Sunday, May 31, 2009
A Century Plant
[written Saturday May 30th]
A century plant, native to the desert, has many leaves that shoot out like fireworks from the ground. One stalk, one particular neck of green, watches from above the leaves, a patriarch. This overlooking shoot stands sentry over the leaves with little buttercup-like seed-flowers. Well, more aptly seeds; they have a very short life as flowers. When the plant is green, the seeds develop over the course of decades until, a century later, the seeds are fully mature. At this point, if no other century plant is mature, then the plant browns, dies, and will never pass on life to another century. I saw a battlefield of these timepieces. Some, past their prime, were dried, crisp, angled, falling for decades or already fallen or, worst of all, standing dead for eternity. Yet, in the midst of the dead were two green century-plants. They were five feet apart, the closest and farthest five feet in all of the earth. One, within its ninth decade, was still a little young to flower. The other plant, a short but sturdy specimen who had withstood the torment of sandstorms, had not drowned in the quick rain-showers that brought enough water for months, had envied neither the lonesome chase of a coyote nor the relatively fast crawl of a desert tortoise, and had grieved the death of its elderly neighbors, had nonetheless found the purpose of its life. It had 12 yellow-tan bulb-like flowers, dainty things that did not look particularly beautiful at a quick glance. Three on four sides. She held them up proudly if stiffly, her young lover had no knowledge of the brood. Desert bees, coming every other spring, had liked the two and agreed to rendezvous at the stalks. Pollen had happened upon the mature plant, as well as the immature miniature. One Hundred years, and she had flowers.
I went motorcycling. While riding, I saw a whole bunch of dead looking plants. I went up to one of the few that still had a little color, saw it had flowers. I tried smelling it but it smelled of dust. I picked one. The petals dissolved in my hand. Oh well.

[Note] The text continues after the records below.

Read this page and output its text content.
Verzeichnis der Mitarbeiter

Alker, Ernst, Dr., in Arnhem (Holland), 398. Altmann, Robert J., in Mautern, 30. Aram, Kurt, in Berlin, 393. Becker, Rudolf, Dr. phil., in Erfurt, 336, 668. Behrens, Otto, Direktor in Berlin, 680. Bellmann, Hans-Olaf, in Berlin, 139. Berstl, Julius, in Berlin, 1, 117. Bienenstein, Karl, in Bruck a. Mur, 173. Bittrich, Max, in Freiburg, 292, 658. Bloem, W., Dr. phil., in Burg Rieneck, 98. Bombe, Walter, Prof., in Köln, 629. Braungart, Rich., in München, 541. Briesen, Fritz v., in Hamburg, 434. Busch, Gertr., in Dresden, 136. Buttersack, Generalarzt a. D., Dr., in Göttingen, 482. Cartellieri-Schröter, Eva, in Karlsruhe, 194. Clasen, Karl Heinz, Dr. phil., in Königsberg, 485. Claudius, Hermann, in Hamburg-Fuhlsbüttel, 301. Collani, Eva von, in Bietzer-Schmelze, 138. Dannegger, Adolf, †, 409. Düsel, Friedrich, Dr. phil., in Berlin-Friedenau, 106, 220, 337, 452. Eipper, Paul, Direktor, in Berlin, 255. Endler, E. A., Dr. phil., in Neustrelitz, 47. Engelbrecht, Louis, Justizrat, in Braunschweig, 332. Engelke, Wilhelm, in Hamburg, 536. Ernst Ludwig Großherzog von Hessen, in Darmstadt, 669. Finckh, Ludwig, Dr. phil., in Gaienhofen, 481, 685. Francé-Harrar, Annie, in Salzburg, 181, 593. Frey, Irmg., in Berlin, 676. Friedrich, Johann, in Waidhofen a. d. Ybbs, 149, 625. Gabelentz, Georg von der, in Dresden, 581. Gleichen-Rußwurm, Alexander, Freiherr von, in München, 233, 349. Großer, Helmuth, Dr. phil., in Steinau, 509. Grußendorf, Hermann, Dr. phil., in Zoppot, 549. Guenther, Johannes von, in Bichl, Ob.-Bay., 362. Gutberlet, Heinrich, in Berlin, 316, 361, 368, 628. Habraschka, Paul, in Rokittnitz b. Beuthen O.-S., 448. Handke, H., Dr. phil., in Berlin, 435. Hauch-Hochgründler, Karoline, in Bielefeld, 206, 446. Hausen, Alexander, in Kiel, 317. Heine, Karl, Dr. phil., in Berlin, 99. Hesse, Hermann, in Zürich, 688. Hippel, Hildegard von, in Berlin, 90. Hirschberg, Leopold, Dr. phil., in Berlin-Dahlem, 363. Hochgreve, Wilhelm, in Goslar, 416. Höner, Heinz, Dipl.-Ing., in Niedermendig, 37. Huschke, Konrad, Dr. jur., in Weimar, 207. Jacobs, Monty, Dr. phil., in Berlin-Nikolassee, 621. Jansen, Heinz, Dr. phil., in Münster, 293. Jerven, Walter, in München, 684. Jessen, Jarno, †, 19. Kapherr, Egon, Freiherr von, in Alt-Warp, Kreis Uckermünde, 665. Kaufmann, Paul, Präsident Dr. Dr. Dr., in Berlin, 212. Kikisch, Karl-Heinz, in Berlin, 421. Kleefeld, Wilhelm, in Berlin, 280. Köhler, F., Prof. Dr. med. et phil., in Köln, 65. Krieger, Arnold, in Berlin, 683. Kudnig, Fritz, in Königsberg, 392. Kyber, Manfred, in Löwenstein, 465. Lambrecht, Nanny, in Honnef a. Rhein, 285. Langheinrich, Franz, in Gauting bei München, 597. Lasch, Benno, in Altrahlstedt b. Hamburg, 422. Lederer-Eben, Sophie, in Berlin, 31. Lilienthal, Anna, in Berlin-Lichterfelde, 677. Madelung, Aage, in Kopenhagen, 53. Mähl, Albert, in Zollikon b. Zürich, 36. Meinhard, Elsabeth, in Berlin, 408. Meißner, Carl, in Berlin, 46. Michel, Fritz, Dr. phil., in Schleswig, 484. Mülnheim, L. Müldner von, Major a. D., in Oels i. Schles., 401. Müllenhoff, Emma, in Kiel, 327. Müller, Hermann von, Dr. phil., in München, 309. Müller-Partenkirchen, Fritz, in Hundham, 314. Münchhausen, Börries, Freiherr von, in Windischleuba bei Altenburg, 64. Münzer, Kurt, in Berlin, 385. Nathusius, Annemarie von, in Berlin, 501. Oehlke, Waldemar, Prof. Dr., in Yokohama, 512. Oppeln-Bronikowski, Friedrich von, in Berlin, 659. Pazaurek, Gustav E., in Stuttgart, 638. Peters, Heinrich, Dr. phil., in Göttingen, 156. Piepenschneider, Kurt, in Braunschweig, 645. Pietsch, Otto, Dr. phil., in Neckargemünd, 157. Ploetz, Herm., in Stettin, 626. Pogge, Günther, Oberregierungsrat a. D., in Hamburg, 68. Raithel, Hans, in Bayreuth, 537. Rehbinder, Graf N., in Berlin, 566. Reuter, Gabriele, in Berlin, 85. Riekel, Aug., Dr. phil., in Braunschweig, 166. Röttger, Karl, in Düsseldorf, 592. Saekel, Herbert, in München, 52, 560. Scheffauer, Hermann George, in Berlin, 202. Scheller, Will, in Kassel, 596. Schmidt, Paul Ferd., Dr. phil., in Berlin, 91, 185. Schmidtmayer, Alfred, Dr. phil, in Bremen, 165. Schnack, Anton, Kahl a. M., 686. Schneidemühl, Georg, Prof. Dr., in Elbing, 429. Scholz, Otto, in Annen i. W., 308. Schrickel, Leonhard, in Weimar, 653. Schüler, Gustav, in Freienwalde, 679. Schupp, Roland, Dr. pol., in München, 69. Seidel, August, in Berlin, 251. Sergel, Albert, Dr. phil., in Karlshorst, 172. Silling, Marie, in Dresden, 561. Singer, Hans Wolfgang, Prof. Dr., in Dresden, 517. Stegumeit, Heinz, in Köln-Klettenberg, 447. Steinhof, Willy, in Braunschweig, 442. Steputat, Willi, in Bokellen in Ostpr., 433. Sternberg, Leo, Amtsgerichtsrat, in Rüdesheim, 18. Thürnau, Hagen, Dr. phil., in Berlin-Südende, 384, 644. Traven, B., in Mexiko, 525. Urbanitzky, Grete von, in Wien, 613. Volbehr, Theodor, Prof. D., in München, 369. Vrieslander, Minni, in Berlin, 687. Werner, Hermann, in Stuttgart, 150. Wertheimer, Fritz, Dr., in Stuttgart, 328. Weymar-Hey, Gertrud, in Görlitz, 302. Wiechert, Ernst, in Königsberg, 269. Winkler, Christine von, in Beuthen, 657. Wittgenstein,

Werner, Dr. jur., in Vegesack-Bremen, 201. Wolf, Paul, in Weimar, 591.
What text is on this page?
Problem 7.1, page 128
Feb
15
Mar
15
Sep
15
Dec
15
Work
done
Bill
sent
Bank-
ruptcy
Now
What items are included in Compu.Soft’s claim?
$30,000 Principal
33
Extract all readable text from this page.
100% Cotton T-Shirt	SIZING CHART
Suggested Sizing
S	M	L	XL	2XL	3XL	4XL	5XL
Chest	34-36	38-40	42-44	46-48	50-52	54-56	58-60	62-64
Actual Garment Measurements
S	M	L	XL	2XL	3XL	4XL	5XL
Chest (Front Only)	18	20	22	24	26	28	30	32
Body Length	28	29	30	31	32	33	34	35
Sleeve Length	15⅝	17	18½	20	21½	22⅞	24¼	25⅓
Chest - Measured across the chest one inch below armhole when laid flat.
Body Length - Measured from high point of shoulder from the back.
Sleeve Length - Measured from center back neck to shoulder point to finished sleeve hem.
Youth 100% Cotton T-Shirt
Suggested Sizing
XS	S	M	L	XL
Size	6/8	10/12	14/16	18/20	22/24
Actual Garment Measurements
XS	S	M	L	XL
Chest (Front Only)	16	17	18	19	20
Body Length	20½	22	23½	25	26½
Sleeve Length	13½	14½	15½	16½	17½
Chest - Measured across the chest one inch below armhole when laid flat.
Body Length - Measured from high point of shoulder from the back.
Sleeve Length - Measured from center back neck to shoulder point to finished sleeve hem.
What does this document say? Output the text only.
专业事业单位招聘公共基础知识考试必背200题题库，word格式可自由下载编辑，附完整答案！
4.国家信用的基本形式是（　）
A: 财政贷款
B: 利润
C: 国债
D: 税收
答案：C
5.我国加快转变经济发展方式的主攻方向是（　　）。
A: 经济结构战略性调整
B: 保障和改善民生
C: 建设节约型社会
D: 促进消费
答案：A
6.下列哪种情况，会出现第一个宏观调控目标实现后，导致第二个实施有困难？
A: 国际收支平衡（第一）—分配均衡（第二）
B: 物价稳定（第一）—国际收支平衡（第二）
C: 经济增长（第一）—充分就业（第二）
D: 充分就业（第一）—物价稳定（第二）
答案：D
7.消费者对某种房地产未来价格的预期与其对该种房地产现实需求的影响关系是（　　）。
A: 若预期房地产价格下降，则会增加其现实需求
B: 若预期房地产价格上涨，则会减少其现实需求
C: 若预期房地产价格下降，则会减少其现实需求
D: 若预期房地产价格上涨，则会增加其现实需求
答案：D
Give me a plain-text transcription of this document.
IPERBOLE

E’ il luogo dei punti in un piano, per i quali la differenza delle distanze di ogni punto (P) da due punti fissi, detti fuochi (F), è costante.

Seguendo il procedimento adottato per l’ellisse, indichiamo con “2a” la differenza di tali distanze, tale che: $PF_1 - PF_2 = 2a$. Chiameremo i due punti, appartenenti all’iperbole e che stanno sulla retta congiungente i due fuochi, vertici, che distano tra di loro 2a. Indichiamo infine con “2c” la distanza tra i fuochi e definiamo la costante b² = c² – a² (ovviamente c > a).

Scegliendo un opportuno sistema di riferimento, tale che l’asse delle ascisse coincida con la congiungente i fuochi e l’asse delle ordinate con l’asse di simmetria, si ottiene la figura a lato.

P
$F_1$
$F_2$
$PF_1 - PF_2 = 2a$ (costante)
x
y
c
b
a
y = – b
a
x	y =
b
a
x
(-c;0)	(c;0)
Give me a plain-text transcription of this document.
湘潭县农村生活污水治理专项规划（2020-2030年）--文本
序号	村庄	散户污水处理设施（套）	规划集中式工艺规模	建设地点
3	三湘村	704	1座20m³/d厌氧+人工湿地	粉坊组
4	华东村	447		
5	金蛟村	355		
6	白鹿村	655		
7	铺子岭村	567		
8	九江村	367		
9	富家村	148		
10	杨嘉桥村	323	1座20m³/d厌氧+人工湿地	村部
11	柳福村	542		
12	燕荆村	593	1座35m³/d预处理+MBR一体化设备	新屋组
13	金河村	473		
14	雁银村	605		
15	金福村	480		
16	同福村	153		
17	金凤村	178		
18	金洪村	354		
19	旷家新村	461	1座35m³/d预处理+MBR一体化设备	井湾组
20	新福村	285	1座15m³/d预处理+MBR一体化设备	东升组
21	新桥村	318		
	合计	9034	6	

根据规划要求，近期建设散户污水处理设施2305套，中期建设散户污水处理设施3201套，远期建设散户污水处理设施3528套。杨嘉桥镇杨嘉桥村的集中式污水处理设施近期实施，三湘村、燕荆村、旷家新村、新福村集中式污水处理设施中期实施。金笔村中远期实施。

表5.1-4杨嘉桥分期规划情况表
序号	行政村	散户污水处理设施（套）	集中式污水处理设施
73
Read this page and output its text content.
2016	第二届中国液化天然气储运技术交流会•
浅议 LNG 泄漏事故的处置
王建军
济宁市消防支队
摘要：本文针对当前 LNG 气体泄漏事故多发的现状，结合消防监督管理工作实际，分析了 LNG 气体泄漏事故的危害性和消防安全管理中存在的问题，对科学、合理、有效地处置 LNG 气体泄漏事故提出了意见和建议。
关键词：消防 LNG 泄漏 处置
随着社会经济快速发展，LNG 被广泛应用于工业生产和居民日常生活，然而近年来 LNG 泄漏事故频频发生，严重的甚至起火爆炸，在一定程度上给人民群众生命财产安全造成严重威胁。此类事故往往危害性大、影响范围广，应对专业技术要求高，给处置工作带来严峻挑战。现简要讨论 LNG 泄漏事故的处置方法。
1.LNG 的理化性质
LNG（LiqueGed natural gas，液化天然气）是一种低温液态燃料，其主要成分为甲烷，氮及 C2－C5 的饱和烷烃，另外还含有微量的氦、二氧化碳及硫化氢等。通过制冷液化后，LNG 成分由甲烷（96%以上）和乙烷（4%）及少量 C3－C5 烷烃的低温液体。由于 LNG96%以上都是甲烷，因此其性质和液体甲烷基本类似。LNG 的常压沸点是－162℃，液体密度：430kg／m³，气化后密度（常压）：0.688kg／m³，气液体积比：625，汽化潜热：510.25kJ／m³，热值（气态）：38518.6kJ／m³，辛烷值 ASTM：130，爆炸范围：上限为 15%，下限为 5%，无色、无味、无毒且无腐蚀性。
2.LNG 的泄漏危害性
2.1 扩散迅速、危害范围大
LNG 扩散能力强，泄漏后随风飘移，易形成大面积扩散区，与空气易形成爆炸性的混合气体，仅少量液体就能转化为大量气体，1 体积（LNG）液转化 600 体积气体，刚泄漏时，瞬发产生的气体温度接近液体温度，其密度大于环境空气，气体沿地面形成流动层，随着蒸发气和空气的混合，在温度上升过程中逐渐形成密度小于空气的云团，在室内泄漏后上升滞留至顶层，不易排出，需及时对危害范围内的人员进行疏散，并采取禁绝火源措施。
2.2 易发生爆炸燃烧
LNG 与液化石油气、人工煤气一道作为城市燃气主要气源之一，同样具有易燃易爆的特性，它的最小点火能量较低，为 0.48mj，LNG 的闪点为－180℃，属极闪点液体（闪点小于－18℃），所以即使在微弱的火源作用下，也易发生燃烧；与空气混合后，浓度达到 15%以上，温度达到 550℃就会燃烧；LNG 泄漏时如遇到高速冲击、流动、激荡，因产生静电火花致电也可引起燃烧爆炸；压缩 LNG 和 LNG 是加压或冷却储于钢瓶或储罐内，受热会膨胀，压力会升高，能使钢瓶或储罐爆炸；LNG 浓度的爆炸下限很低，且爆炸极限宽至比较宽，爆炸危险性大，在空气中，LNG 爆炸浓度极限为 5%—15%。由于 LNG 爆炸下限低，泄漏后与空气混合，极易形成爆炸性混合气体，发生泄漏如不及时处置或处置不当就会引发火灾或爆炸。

A century plant, native to the desert, has many leaves that shoot out like fireworks from the ground. One stalk, one particular neck of green, watches from above the leaves, a patriarch. This overlooking shoot stands sentry over the leaves with little buttercup-like seed-flowers. Well, more aptly seeds; they have a very short life as flowers. When the plant is green, the seeds develop over the course of decades until, a century later, the seeds are fully mature. At this point, if no other century plant is mature, then the plant browns, dies, and will never pass on life to another century. I saw a battlefield of these timepieces. Some, past their prime, were dried, crisp, angled, falling for decades or already fallen or, worst of all, standing dead for eternity. Yet, in the midst of the dead were two green century-plants. They were five feet apart, the closest and farthest five feet in all of the earth. One, within its ninth decade, was still a little young to flower. The other plant, a short but sturdy specimen who had withstood the torment of sandstorms, had not drowned in the quick rain-showers that brought enough water for months, had envied neither the lonesome chase of a coyote nor the relatively fast crawl of a desert tortoise, and had grieved the death of its elderly neighbors, had nonetheless found the purpose of its life. It had 12 yellow-tan bulb-like flowers, dainty things that did not look particularly beautiful at a quick glance. Three on four sides. She held them up proudly if stiffly, her young lover had no knowledge of the brood. Desert bees, coming every other spring, had liked the two and agreed to rendezvous at the stalks. Pollen had happened upon the mature plant, as well as the immature miniature. One Hundred years, and she had flowers.
I went motorcycling. While riding, I saw a whole bunch of dead looking plants. I went up to one of the few that still had a little color, saw it had flowers. I tried smelling it but it smelled of dust. I picked one. The petals dissolved in my hand. Oh well.